The Japanese are no less concerned about offending the visitor's eyes and his sense of direction. The unsightly billboards that deface the views along railway lines and many key roads will be removed under the terms of a bill to be introduced soon in the Diet. Other legislation will attempt to head off commercialization of the Games so that they will be "a pure athletic festival." The authorities also plan to name the important streets and to post signs. As things now stand, foreigners in Tokyo must grope their way around town by looking for weather-beaten wooden arrows erected years ago by the occupation forces when they made a stab at sorting out the main streets by letters and numbers.

How to pay?

How to raise some of the direct Olympic costs has been a subject of continuing controversy in Tokyo. Governor Azuma came back from Rome advocating a baseball lottery on the order of Italy's Totocalcio. The pres and many sportsmen savagely denoun ed the proposal for fear that professional baseball as well as the Olympics would be tainted with gambling. It hasn't been heard about since. Instead, the money raisers plan to produce special horse races, sell New Year's and Olympic postcards and go after the average man's small change through stamp and cigarette sales.
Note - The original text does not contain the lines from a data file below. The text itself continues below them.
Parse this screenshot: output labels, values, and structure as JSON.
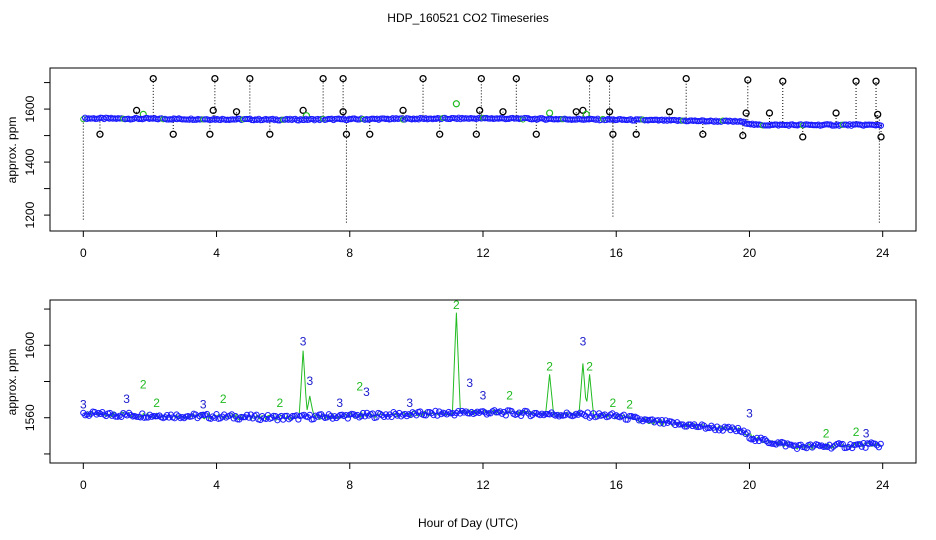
{
  "figure": {
    "title": "HDP_160521  CO2 Timeseries",
    "xlabel": "Hour of Day (UTC)"
  },
  "chart_data": [
    {
      "type": "scatter",
      "ylabel": "approx. ppm",
      "xlim": [
        -1,
        25
      ],
      "ylim": [
        1140,
        1755
      ],
      "xticks": [
        0,
        4,
        8,
        12,
        16,
        20,
        24
      ],
      "yticks": [
        1200,
        1400,
        1600
      ],
      "baseline": [
        [
          0,
          1565
        ],
        [
          6,
          1560
        ],
        [
          12,
          1565
        ],
        [
          16,
          1560
        ],
        [
          19.7,
          1553
        ],
        [
          20.2,
          1540
        ],
        [
          24,
          1540
        ]
      ],
      "spikes_high": [
        [
          0.5,
          1505
        ],
        [
          1.6,
          1595
        ],
        [
          2.1,
          1715
        ],
        [
          2.7,
          1505
        ],
        [
          3.8,
          1505
        ],
        [
          3.9,
          1595
        ],
        [
          3.95,
          1715
        ],
        [
          4.6,
          1590
        ],
        [
          5.0,
          1715
        ],
        [
          5.6,
          1505
        ],
        [
          6.6,
          1595
        ],
        [
          7.2,
          1715
        ],
        [
          7.8,
          1715
        ],
        [
          7.8,
          1590
        ],
        [
          7.9,
          1505
        ],
        [
          8.6,
          1505
        ],
        [
          9.6,
          1595
        ],
        [
          10.2,
          1715
        ],
        [
          10.7,
          1505
        ],
        [
          11.8,
          1505
        ],
        [
          11.9,
          1595
        ],
        [
          11.95,
          1715
        ],
        [
          12.6,
          1590
        ],
        [
          13.0,
          1715
        ],
        [
          13.6,
          1505
        ],
        [
          14.8,
          1590
        ],
        [
          15.0,
          1595
        ],
        [
          15.2,
          1715
        ],
        [
          15.8,
          1715
        ],
        [
          15.8,
          1590
        ],
        [
          15.9,
          1505
        ],
        [
          16.6,
          1505
        ],
        [
          17.6,
          1590
        ],
        [
          18.1,
          1715
        ],
        [
          18.6,
          1505
        ],
        [
          19.8,
          1500
        ],
        [
          19.9,
          1585
        ],
        [
          19.95,
          1710
        ],
        [
          20.6,
          1585
        ],
        [
          21.0,
          1705
        ],
        [
          21.6,
          1495
        ],
        [
          22.6,
          1585
        ],
        [
          23.2,
          1705
        ],
        [
          23.8,
          1705
        ],
        [
          23.85,
          1580
        ],
        [
          23.95,
          1495
        ]
      ],
      "spikes_green": [
        [
          1.8,
          1580
        ],
        [
          6.7,
          1575
        ],
        [
          11.2,
          1620
        ],
        [
          14.0,
          1585
        ],
        [
          15.1,
          1580
        ]
      ],
      "drops": [
        [
          0,
          1180
        ],
        [
          7.9,
          1170
        ],
        [
          15.9,
          1190
        ],
        [
          23.9,
          1165
        ]
      ]
    },
    {
      "type": "line",
      "ylabel": "approx. ppm",
      "xlim": [
        -1,
        25
      ],
      "ylim": [
        1535,
        1625
      ],
      "xticks": [
        0,
        4,
        8,
        12,
        16,
        20,
        24
      ],
      "yticks": [
        1560,
        1600
      ],
      "baseline": [
        [
          0,
          1562
        ],
        [
          3,
          1561
        ],
        [
          6,
          1560
        ],
        [
          8,
          1561
        ],
        [
          10,
          1562
        ],
        [
          12,
          1563
        ],
        [
          16,
          1561
        ],
        [
          17,
          1558
        ],
        [
          19.7,
          1553
        ],
        [
          20.2,
          1548
        ],
        [
          21.5,
          1544
        ],
        [
          24,
          1545
        ]
      ],
      "peaks": [
        [
          6.6,
          1597
        ],
        [
          6.8,
          1572
        ],
        [
          11.2,
          1618
        ],
        [
          14.0,
          1584
        ],
        [
          15.0,
          1590
        ],
        [
          15.2,
          1584
        ]
      ],
      "markers": [
        [
          0,
          1565,
          "3"
        ],
        [
          1.3,
          1568,
          "3"
        ],
        [
          1.8,
          1576,
          "2"
        ],
        [
          2.2,
          1566,
          "2"
        ],
        [
          3.6,
          1565,
          "3"
        ],
        [
          4.2,
          1568,
          "2"
        ],
        [
          5.9,
          1566,
          "2"
        ],
        [
          6.6,
          1600,
          "3"
        ],
        [
          6.8,
          1578,
          "3"
        ],
        [
          7.7,
          1566,
          "3"
        ],
        [
          8.3,
          1575,
          "2"
        ],
        [
          8.5,
          1572,
          "3"
        ],
        [
          9.8,
          1566,
          "3"
        ],
        [
          11.2,
          1620,
          "2"
        ],
        [
          11.6,
          1577,
          "3"
        ],
        [
          12.0,
          1570,
          "3"
        ],
        [
          12.8,
          1570,
          "2"
        ],
        [
          14.0,
          1586,
          "2"
        ],
        [
          15.0,
          1600,
          "3"
        ],
        [
          15.2,
          1586,
          "2"
        ],
        [
          15.9,
          1566,
          "2"
        ],
        [
          16.4,
          1565,
          "2"
        ],
        [
          20.0,
          1560,
          "3"
        ],
        [
          22.3,
          1549,
          "2"
        ],
        [
          23.2,
          1550,
          "2"
        ],
        [
          23.5,
          1549,
          "3"
        ]
      ]
    }
  ]
}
Still to be decided by the planners are the exact dates of the Games, what sports to include on the program and how the Olympic torch will be brought to Tokyo. The vagaries of Japanese weather are creating real trouble over the selection of a date. Late May or early June, when Japanese weather is near perfect, leaves most of the world's athletes with too little time to complete their university schedules and work in a few weeks of practice. Midsummer is far too hot and humid for athletic comfort and early autumn is the typhoon season. Compromising, the Japanese have approved a two-week period in October, and this is the proposal they will make at the next meeting of the International Olympic Committee this June in Athens.
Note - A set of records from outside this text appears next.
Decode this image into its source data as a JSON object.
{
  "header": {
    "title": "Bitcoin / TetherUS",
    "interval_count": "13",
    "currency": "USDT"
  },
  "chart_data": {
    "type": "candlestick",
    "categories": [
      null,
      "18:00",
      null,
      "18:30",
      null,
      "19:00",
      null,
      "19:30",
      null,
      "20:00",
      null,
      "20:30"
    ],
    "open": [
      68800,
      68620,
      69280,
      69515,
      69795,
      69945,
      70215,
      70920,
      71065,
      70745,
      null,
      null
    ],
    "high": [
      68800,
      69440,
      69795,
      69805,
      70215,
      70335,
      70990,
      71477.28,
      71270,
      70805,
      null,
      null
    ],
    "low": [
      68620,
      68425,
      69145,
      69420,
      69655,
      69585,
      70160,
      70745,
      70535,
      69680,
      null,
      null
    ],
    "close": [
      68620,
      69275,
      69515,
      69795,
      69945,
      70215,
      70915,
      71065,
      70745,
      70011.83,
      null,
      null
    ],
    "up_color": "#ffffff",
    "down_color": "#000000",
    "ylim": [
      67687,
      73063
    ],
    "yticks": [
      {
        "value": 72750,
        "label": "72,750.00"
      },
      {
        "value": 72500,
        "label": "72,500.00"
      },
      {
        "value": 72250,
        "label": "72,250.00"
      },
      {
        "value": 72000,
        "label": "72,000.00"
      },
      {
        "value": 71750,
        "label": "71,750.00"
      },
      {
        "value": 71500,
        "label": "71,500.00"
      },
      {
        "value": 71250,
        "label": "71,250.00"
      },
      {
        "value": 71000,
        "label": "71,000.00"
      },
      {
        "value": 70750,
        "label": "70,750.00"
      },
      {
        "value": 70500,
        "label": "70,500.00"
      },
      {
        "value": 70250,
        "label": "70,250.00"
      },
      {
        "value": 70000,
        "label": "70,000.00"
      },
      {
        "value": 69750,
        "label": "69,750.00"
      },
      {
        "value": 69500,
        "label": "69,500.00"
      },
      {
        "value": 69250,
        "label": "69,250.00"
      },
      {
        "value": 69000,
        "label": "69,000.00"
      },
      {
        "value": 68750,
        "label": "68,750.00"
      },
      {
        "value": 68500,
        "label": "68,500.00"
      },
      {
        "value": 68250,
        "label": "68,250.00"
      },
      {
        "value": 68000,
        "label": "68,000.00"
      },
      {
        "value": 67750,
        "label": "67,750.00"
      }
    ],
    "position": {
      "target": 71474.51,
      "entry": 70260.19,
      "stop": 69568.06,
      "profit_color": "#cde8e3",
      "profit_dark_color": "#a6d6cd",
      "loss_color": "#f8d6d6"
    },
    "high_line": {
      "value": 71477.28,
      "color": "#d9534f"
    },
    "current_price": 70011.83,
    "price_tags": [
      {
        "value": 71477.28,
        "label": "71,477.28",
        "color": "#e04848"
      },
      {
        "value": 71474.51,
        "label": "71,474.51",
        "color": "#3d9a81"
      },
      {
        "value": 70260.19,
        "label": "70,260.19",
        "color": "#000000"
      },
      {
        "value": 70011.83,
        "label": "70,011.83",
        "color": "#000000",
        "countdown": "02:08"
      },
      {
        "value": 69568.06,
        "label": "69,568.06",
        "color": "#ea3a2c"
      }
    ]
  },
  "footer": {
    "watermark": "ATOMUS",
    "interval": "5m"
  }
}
The IOC prescribes that a host city must provide facilities for at least 15 of the 21 sports recognized by it. Japan originally said it would be happy to put on all 21 events, and in Rome last year succeeded in adding still another: judo. But the list may be cut to 18 or 20. Japan wants to keep judo and is anxious to include volleyball and soccer, which are popular in Asian countries. "I'm afraid we don't have much interest in canoeing," one spokesman for the organizing committee confided. The Japanese seem coolest of all to the modern pentathlon, but they can expect militant opposition on this score at Athens.

An elderly, silver-haired ballet choreographer named Michio Ito has been placed in charge of the opening-and closing-day ceremonies. His most fanciful plan, unfortunately, is running afoul of cold war politics. Ito, who see; no romance at all in bringing the Olympic torch from Athens to Tokyo via airplane, wants it carried instead by relay runners over Central Asia's famous Silk Road. This is the route the Khans' Mongolian hordes traveled when they invaded Europe and Marco Polo used when he trekked from Venice to Peking.
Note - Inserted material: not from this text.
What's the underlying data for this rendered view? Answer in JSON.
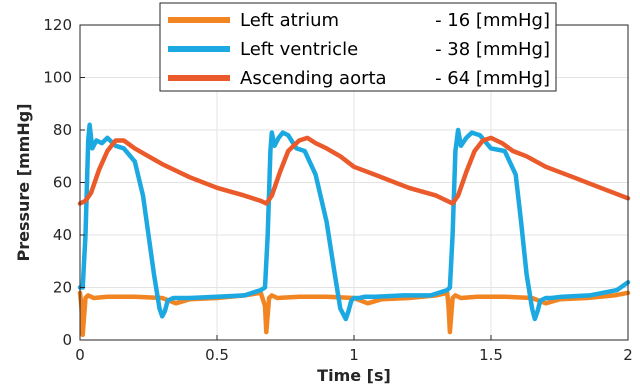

The trouble with the Silk Road is that it goes across a great swatch of Red China, and that involves the annual struggle for Olympic recognition between the Communist and Nationalist Chinese. Presumably Red China would be more than willing to accommodate the Japanese if the IOC would only drop Formosa from Olympic membership.

With three years to go, the Japanese have not given up hope that the Silk Road, which will be 7,000 miles long and take a year to cover, will become a reality. But whether the torch comes by air or across the China Sea, runners will take it the last few miles through Tokyo to the Olympic stadium. There was a time when some thought the very last runner should be a hurdler fully able to bound from rooftop to rooftop across a sea of floundering traffic. The Japanese plans have ended that kind of talk.






Tokyo Gymnasium, seating 5,290, is Japan's largest and best indoor arena. Completed in 1955, it has been used for basketball, wrestling, will house gymnastics in 1964. Building has communal bathtub for 20, steam bath for 10. Round balconies are for press, spotlights.